Most of the T-shirts at Rag & Bone are made of 100% cotton. They also retail at a higher end price point, too: base tees retail for US$75 while fun graphic models go for about US$120 and its signature dagger embroidery tee sells for US$125.

All-cotton tee shirt lines appear to be the trend among the better labels and designers. But it’s not by accident that they’re using the natural fiber, rather than a synthetic. These brands are making a direct appeal to what today’s shoppers say they want.
Compared to clothes produced with man-made fibers, more than 8 in 10 consumers say cotton apparel is the most comfortable (87%), according to the Cotton Incorporated Lifestyle Monitor Survey. Consumers also say it’s the most sustainable (85%), trustworthy (85%), soft (85%), authentic (83%) and reliable (81%).

At G-Star RAW’s SoHo store, camo-style tees are trending right now for men, according to the store’s manager, especially the style that has the word RAW splashed across the chest. She said that although camo-styles tee are the trending now, printed tees are popular all year round.
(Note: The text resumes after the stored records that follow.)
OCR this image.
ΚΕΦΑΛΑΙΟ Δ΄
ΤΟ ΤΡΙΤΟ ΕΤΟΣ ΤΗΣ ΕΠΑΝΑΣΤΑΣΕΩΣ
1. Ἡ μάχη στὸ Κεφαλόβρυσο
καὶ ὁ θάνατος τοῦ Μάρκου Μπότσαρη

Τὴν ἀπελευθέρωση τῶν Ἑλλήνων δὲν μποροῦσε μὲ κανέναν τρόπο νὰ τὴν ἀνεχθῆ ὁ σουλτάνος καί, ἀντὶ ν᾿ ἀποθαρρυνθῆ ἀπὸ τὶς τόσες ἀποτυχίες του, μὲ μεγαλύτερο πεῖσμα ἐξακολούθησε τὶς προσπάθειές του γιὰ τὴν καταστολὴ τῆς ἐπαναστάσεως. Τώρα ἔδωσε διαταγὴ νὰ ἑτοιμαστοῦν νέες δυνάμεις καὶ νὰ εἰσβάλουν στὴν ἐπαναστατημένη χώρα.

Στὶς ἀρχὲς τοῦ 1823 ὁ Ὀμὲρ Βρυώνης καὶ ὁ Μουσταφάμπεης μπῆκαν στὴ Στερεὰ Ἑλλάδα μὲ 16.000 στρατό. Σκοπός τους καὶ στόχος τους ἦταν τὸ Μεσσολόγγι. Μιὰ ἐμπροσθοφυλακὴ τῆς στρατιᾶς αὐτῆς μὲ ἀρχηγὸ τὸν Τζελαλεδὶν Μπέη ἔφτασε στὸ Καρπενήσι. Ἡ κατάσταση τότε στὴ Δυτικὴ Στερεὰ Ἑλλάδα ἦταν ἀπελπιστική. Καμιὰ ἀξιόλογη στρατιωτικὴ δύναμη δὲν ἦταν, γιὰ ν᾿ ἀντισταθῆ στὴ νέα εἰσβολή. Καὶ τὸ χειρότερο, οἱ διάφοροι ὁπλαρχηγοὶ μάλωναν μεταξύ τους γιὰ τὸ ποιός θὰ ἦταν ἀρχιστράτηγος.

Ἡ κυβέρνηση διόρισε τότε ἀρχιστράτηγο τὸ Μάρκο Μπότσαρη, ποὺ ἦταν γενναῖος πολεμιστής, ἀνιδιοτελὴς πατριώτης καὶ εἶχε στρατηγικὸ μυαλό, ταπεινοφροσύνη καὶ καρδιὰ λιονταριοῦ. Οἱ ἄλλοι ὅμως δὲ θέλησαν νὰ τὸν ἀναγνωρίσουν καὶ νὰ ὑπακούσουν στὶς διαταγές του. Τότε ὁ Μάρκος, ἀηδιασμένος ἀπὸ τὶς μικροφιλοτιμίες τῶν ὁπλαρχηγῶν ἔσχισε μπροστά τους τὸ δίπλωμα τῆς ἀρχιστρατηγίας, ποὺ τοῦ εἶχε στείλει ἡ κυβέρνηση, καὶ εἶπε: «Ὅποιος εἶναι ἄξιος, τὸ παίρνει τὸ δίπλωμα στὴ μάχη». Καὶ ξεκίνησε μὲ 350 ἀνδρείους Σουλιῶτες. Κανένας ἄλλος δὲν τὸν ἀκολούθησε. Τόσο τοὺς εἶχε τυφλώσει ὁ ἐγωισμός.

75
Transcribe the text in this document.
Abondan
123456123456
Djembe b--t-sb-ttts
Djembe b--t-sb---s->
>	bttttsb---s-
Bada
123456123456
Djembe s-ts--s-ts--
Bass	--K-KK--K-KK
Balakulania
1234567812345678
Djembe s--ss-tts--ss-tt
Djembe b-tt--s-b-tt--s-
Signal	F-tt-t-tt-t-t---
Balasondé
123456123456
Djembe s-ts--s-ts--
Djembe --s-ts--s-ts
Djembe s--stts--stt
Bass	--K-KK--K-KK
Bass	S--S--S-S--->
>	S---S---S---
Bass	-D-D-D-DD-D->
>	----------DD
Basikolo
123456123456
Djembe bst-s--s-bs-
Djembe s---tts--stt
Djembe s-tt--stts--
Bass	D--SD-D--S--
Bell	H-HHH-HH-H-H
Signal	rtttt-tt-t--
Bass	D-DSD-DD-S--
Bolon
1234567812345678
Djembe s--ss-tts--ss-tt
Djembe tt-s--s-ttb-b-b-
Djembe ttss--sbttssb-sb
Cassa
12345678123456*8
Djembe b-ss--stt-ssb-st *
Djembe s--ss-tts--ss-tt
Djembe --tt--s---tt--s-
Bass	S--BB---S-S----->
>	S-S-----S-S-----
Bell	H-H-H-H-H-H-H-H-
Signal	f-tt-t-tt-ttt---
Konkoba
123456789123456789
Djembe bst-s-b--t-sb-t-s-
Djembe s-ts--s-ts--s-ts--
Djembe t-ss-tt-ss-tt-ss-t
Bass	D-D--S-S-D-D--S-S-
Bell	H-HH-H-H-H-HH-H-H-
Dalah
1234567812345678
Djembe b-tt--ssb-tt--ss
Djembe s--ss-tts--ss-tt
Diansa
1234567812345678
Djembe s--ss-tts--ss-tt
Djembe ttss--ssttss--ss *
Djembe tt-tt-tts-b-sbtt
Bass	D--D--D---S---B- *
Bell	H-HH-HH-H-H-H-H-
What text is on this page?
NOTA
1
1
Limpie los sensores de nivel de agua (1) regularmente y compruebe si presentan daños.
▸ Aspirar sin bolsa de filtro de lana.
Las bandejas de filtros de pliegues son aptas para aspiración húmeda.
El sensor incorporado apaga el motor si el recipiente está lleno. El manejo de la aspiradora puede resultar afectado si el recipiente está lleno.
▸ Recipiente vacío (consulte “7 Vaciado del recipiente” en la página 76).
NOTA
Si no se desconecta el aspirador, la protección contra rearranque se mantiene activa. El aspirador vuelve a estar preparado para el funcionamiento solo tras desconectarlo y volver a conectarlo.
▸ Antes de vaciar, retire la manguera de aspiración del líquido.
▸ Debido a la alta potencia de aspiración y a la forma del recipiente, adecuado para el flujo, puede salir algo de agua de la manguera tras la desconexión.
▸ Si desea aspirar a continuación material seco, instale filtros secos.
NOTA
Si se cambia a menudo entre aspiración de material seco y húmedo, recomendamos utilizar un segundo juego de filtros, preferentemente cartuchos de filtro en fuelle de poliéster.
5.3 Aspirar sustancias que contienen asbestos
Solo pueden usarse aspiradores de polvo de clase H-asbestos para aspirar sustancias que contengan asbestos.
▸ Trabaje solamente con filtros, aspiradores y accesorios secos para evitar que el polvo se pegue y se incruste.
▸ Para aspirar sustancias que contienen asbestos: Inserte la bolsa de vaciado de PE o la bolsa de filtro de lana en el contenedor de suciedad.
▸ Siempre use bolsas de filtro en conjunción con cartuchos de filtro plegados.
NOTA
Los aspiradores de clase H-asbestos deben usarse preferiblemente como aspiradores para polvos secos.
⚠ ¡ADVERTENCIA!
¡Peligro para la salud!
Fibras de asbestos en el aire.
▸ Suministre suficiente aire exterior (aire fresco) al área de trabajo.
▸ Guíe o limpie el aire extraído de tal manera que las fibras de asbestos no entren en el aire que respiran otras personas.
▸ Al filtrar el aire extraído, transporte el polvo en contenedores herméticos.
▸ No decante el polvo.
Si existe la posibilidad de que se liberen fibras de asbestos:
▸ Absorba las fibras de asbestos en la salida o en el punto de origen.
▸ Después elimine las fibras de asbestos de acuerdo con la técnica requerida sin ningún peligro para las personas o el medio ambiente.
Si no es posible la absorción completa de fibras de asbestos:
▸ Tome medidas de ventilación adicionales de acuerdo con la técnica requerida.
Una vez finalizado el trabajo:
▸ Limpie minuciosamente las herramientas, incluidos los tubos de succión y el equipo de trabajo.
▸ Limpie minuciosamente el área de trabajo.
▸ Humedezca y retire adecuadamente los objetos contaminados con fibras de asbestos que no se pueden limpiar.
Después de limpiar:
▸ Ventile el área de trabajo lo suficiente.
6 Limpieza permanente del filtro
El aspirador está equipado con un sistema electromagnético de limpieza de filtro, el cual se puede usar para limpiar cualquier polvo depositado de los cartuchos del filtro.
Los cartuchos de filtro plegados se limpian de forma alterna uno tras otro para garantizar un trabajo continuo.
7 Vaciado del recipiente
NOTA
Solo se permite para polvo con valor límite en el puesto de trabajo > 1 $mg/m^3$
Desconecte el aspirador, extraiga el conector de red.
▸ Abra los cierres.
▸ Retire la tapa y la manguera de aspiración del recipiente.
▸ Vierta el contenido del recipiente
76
But one thing nearly all consumers do want in their t-shirts is the authenticity of natural fibers. In fact, nearly 6 in 10 (59%) say they’re actually bothered when brands and retailers substitute man-made fibers for cotton in their T-shirts, according to Monitor research. Women are significantly more likely than men (64% versus 53%) to be irritated by this.

Additionally, the majority of consumers (65%) say they’re willing to pay a premium to keep their T-shirts cotton-rich, according to Monitor data. That’s because about 4 in 5 consumers (79%) say cotton and cotton blends are their favorite fabric to wear. Additionally, more than 7 in 10 say better quality garments are made from natural fibers like cotton.

That explains why so many high-end streetwear and athleisure companies use all-natural fibers for their casual knits. Off White, A Bathing Ape and OVO (October’s Very Own) all have graphic, message, fun or irreverent tees that are all-cotton or cotton rich. Supreme also deals in 100% cotton in its T-shirts — although every item it offers is completely sold out.

All of these elevated casual brands hold special appeal for young men. The Doneger Group released a survey of 350 men that found “a consumer who clearly sees fashion as a way of standing out but who is somewhat intimidated by it, presenting an opportunity for retailers to help modern men through guidance, looks and products.”

The Doneger survey found 48% of men describe style as a means of self-expression. The modern man also “wants to attain chill guy status, a relaxed way of showing his individuality to stay ahead in work, life and love.” And like the Monitor survey, Doneger found that 64 % of men are willing to pay more for clothes made with higher quality materials.